Kita tidak tahu bahwa apakah semboyan yang mengajak anak- anak atau generasi muda untuk mencari ilmu sebanyak mungkin dalam hayat ini, masih berkumandang di rumah- rumah dari bibir orang tua pada anaknya atau sudah tidak ada lagi. Namun dari ungkapan lama dalam memberi motivasi tentu kita masih ingat dengan ungkapan yang berbunyi; ”gantungkanlah cita-cita mu setinggi langit” . Dari ungkapan di atas dapat kita simpulkan bahwa setiap orang perlu mempunyai cita- cita yang tinggi dan juga perlu untuk mencari ilmu dan pengalaman.
Orang tua merupakan guru pertama yang dikenal anak. Sebagai guru pertama bagi anak, maka mereka (ayah dan ibu) mengajar dan menumbuh- kembangkan pribadi anak mulai dari belajar berbicara (berbahasa), belajar bejalan, belajar makan, belajar bersosial sampai kepada belajar bermoral atau bersopan- santun. Cita- cita yang diperkenalkan orangtua pada mereka, saat masih kecil sungguh sangat mulia, yaitu seperti: ”bila anakku besar kelak moga- moga bisa menjadi orang yang brguna bagi nusa, bangsa dan agama”.

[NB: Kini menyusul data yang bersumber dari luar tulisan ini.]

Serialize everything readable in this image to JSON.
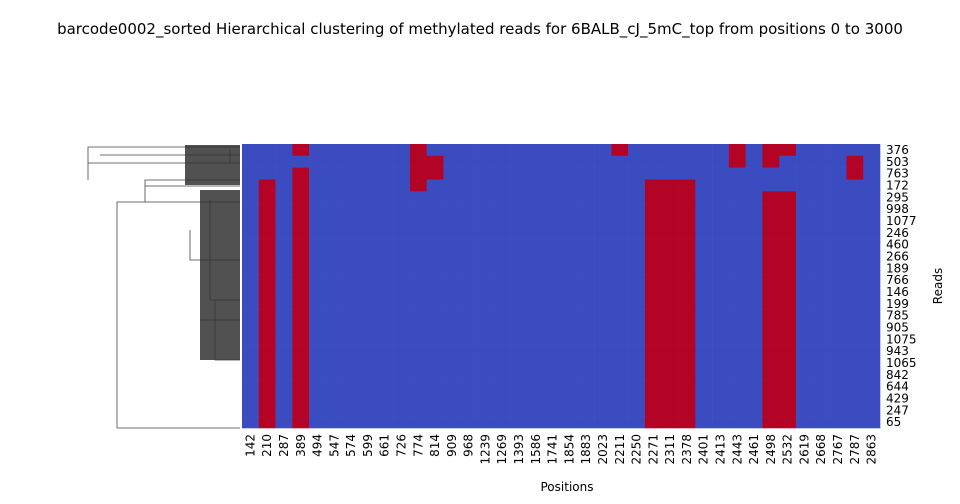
{
  "chart_data": {
    "type": "heatmap",
    "title": "barcode0002_sorted Hierarchical clustering of methylated reads for 6BALB_cJ_5mC_top from positions 0 to 3000",
    "xlabel": "Positions",
    "ylabel": "Reads",
    "x": [
      "142",
      "210",
      "287",
      "389",
      "494",
      "547",
      "574",
      "599",
      "661",
      "726",
      "774",
      "814",
      "909",
      "968",
      "1239",
      "1269",
      "1393",
      "1586",
      "1741",
      "1854",
      "1883",
      "2023",
      "2211",
      "2250",
      "2271",
      "2311",
      "2378",
      "2401",
      "2413",
      "2443",
      "2461",
      "2498",
      "2532",
      "2619",
      "2668",
      "2767",
      "2787",
      "2863"
    ],
    "y": [
      "376",
      "503",
      "763",
      "172",
      "295",
      "998",
      "1077",
      "246",
      "460",
      "266",
      "189",
      "766",
      "146",
      "199",
      "785",
      "905",
      "1075",
      "943",
      "1065",
      "842",
      "644",
      "429",
      "247",
      "65"
    ],
    "colors": [
      "#3b4cc0",
      "#b40426"
    ],
    "values": [
      [
        0,
        0,
        0,
        1,
        0,
        0,
        0,
        0,
        0,
        0,
        1,
        0,
        0,
        0,
        0,
        0,
        0,
        0,
        0,
        0,
        0,
        0,
        1,
        0,
        0,
        0,
        0,
        0,
        0,
        1,
        0,
        1,
        1,
        0,
        0,
        0,
        0,
        0
      ],
      [
        0,
        0,
        0,
        0,
        0,
        0,
        0,
        0,
        0,
        0,
        1,
        1,
        0,
        0,
        0,
        0,
        0,
        0,
        0,
        0,
        0,
        0,
        0,
        0,
        0,
        0,
        0,
        0,
        0,
        1,
        0,
        1,
        0,
        0,
        0,
        0,
        1,
        0
      ],
      [
        0,
        0,
        0,
        1,
        0,
        0,
        0,
        0,
        0,
        0,
        1,
        1,
        0,
        0,
        0,
        0,
        0,
        0,
        0,
        0,
        0,
        0,
        0,
        0,
        0,
        0,
        0,
        0,
        0,
        0,
        0,
        0,
        0,
        0,
        0,
        0,
        1,
        0
      ],
      [
        0,
        1,
        0,
        1,
        0,
        0,
        0,
        0,
        0,
        0,
        1,
        0,
        0,
        0,
        0,
        0,
        0,
        0,
        0,
        0,
        0,
        0,
        0,
        0,
        1,
        1,
        1,
        0,
        0,
        0,
        0,
        0,
        0,
        0,
        0,
        0,
        0,
        0
      ],
      [
        0,
        1,
        0,
        1,
        0,
        0,
        0,
        0,
        0,
        0,
        0,
        0,
        0,
        0,
        0,
        0,
        0,
        0,
        0,
        0,
        0,
        0,
        0,
        0,
        1,
        1,
        1,
        0,
        0,
        0,
        0,
        1,
        1,
        0,
        0,
        0,
        0,
        0
      ],
      [
        0,
        1,
        0,
        1,
        0,
        0,
        0,
        0,
        0,
        0,
        0,
        0,
        0,
        0,
        0,
        0,
        0,
        0,
        0,
        0,
        0,
        0,
        0,
        0,
        1,
        1,
        1,
        0,
        0,
        0,
        0,
        1,
        1,
        0,
        0,
        0,
        0,
        0
      ],
      [
        0,
        1,
        0,
        1,
        0,
        0,
        0,
        0,
        0,
        0,
        0,
        0,
        0,
        0,
        0,
        0,
        0,
        0,
        0,
        0,
        0,
        0,
        0,
        0,
        1,
        1,
        1,
        0,
        0,
        0,
        0,
        1,
        1,
        0,
        0,
        0,
        0,
        0
      ],
      [
        0,
        1,
        0,
        1,
        0,
        0,
        0,
        0,
        0,
        0,
        0,
        0,
        0,
        0,
        0,
        0,
        0,
        0,
        0,
        0,
        0,
        0,
        0,
        0,
        1,
        1,
        1,
        0,
        0,
        0,
        0,
        1,
        1,
        0,
        0,
        0,
        0,
        0
      ],
      [
        0,
        1,
        0,
        1,
        0,
        0,
        0,
        0,
        0,
        0,
        0,
        0,
        0,
        0,
        0,
        0,
        0,
        0,
        0,
        0,
        0,
        0,
        0,
        0,
        1,
        1,
        1,
        0,
        0,
        0,
        0,
        1,
        1,
        0,
        0,
        0,
        0,
        0
      ],
      [
        0,
        1,
        0,
        1,
        0,
        0,
        0,
        0,
        0,
        0,
        0,
        0,
        0,
        0,
        0,
        0,
        0,
        0,
        0,
        0,
        0,
        0,
        0,
        0,
        1,
        1,
        1,
        0,
        0,
        0,
        0,
        1,
        1,
        0,
        0,
        0,
        0,
        0
      ],
      [
        0,
        1,
        0,
        1,
        0,
        0,
        0,
        0,
        0,
        0,
        0,
        0,
        0,
        0,
        0,
        0,
        0,
        0,
        0,
        0,
        0,
        0,
        0,
        0,
        1,
        1,
        1,
        0,
        0,
        0,
        0,
        1,
        1,
        0,
        0,
        0,
        0,
        0
      ],
      [
        0,
        1,
        0,
        1,
        0,
        0,
        0,
        0,
        0,
        0,
        0,
        0,
        0,
        0,
        0,
        0,
        0,
        0,
        0,
        0,
        0,
        0,
        0,
        0,
        1,
        1,
        1,
        0,
        0,
        0,
        0,
        1,
        1,
        0,
        0,
        0,
        0,
        0
      ],
      [
        0,
        1,
        0,
        1,
        0,
        0,
        0,
        0,
        0,
        0,
        0,
        0,
        0,
        0,
        0,
        0,
        0,
        0,
        0,
        0,
        0,
        0,
        0,
        0,
        1,
        1,
        1,
        0,
        0,
        0,
        0,
        1,
        1,
        0,
        0,
        0,
        0,
        0
      ],
      [
        0,
        1,
        0,
        1,
        0,
        0,
        0,
        0,
        0,
        0,
        0,
        0,
        0,
        0,
        0,
        0,
        0,
        0,
        0,
        0,
        0,
        0,
        0,
        0,
        1,
        1,
        1,
        0,
        0,
        0,
        0,
        1,
        1,
        0,
        0,
        0,
        0,
        0
      ],
      [
        0,
        1,
        0,
        1,
        0,
        0,
        0,
        0,
        0,
        0,
        0,
        0,
        0,
        0,
        0,
        0,
        0,
        0,
        0,
        0,
        0,
        0,
        0,
        0,
        1,
        1,
        1,
        0,
        0,
        0,
        0,
        1,
        1,
        0,
        0,
        0,
        0,
        0
      ],
      [
        0,
        1,
        0,
        1,
        0,
        0,
        0,
        0,
        0,
        0,
        0,
        0,
        0,
        0,
        0,
        0,
        0,
        0,
        0,
        0,
        0,
        0,
        0,
        0,
        1,
        1,
        1,
        0,
        0,
        0,
        0,
        1,
        1,
        0,
        0,
        0,
        0,
        0
      ],
      [
        0,
        1,
        0,
        1,
        0,
        0,
        0,
        0,
        0,
        0,
        0,
        0,
        0,
        0,
        0,
        0,
        0,
        0,
        0,
        0,
        0,
        0,
        0,
        0,
        1,
        1,
        1,
        0,
        0,
        0,
        0,
        1,
        1,
        0,
        0,
        0,
        0,
        0
      ],
      [
        0,
        1,
        0,
        1,
        0,
        0,
        0,
        0,
        0,
        0,
        0,
        0,
        0,
        0,
        0,
        0,
        0,
        0,
        0,
        0,
        0,
        0,
        0,
        0,
        1,
        1,
        1,
        0,
        0,
        0,
        0,
        1,
        1,
        0,
        0,
        0,
        0,
        0
      ],
      [
        0,
        1,
        0,
        1,
        0,
        0,
        0,
        0,
        0,
        0,
        0,
        0,
        0,
        0,
        0,
        0,
        0,
        0,
        0,
        0,
        0,
        0,
        0,
        0,
        1,
        1,
        1,
        0,
        0,
        0,
        0,
        1,
        1,
        0,
        0,
        0,
        0,
        0
      ],
      [
        0,
        1,
        0,
        1,
        0,
        0,
        0,
        0,
        0,
        0,
        0,
        0,
        0,
        0,
        0,
        0,
        0,
        0,
        0,
        0,
        0,
        0,
        0,
        0,
        1,
        1,
        1,
        0,
        0,
        0,
        0,
        1,
        1,
        0,
        0,
        0,
        0,
        0
      ],
      [
        0,
        1,
        0,
        1,
        0,
        0,
        0,
        0,
        0,
        0,
        0,
        0,
        0,
        0,
        0,
        0,
        0,
        0,
        0,
        0,
        0,
        0,
        0,
        0,
        1,
        1,
        1,
        0,
        0,
        0,
        0,
        1,
        1,
        0,
        0,
        0,
        0,
        0
      ],
      [
        0,
        1,
        0,
        1,
        0,
        0,
        0,
        0,
        0,
        0,
        0,
        0,
        0,
        0,
        0,
        0,
        0,
        0,
        0,
        0,
        0,
        0,
        0,
        0,
        1,
        1,
        1,
        0,
        0,
        0,
        0,
        1,
        1,
        0,
        0,
        0,
        0,
        0
      ],
      [
        0,
        1,
        0,
        1,
        0,
        0,
        0,
        0,
        0,
        0,
        0,
        0,
        0,
        0,
        0,
        0,
        0,
        0,
        0,
        0,
        0,
        0,
        0,
        0,
        1,
        1,
        1,
        0,
        0,
        0,
        0,
        1,
        1,
        0,
        0,
        0,
        0,
        0
      ],
      [
        0,
        1,
        0,
        1,
        0,
        0,
        0,
        0,
        0,
        0,
        0,
        0,
        0,
        0,
        0,
        0,
        0,
        0,
        0,
        0,
        0,
        0,
        0,
        0,
        1,
        1,
        1,
        0,
        0,
        0,
        0,
        1,
        1,
        0,
        0,
        0,
        0,
        0
      ]
    ]
  }
}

Saat anak melangkah memasuki dunia pendidikan, mulai dari bangku TK, SD, SMP, SLTA dan malah sampai ke Perguruan Tinggi, cita- cita yang terlalu umum tadi berubah menjadi cita-cita yang lebih spesifik. Begitu ditanya tentang cita- cita anak, maka ia (mereka) dituntun agar memilih menjadi dokter, insinyur, guru, hakim, polisi, tentara, dan lain- lain. Cita cita tentang profesi ini bisa disederhanakan menjadi ”bila besar kelak aku ingin menjadi PNS, pegawai BUMN atau pegawai swasta”. Secara tidak langsung guru- guru sudah menanamkan cita- cita dalam jiwa anak agar bila dewasa mereka bisa menjadi PNS atau pegawai kantoran, dan ini pulalah yang bernama cita- cita. Sementara itu menjadi pedagang, penulis, ulama, tokoh masyarakat bukan dipandang sebagai cita- cita. Lebih lanjut menjadi petani, nelayan dan buruh (oleh orang tua atau lingkungan) diperkenalkan sebagai pekerjaan atau cita- cita rendah dan cita- cita kurang mulia..

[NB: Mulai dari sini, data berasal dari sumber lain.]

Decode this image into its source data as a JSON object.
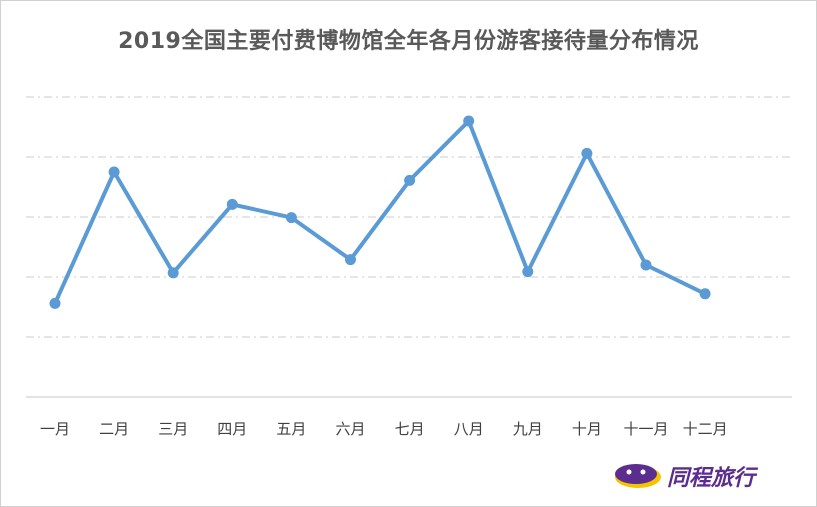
{
  "chart_data": {
    "type": "line",
    "title": "2019全国主要付费博物馆全年各月份游客接待量分布情况",
    "categories": [
      "一月",
      "二月",
      "三月",
      "四月",
      "五月",
      "六月",
      "七月",
      "八月",
      "九月",
      "十月",
      "十一月",
      "十二月"
    ],
    "values": [
      1.56,
      3.75,
      2.07,
      3.21,
      2.99,
      2.29,
      3.61,
      4.6,
      2.09,
      4.06,
      2.2,
      1.72
    ],
    "ylim": [
      0,
      5
    ],
    "grid": true,
    "legend": "none",
    "color": "#5b9bd5"
  },
  "brand": {
    "logo_text": "同程旅行",
    "logo_color": "#5b2d8e",
    "logo_accent": "#f5c400"
  }
}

Kolaborasi guru dan orang tua sangat diperlukan agar bisa memotivasi anak untuk belajar keras sejak dari SD sampai ke tingkat SLTA dan Perguruan Tinggi. Segala teori dan artikel tentang pendidikan dibaca dan diterapkan dan fasilits belajar untuk anak dilengkapi.
Pendidikan setiap anak sejak dari tingkat SD sampai tamat Perguruan Tinggi bisa menghabiskan rentang waktu 17 atau 18 tahun. Anak- anak yakin bahwa begitu tamat dari Perguruan Tinggi, memperoleh gelar sarjana, maka kerja, seperti menjadi PNS, pegawai BUMN dan swasta atau kantor, akan mudah diperoleh. Posisi PNS dan kantoran adalah posisi yang diperkenalkan oleh orang tua atau lingkungan sebagai posisi yang kerjanya sangat mudah, karena duduk atau goyang kaki gaji tetap keluar.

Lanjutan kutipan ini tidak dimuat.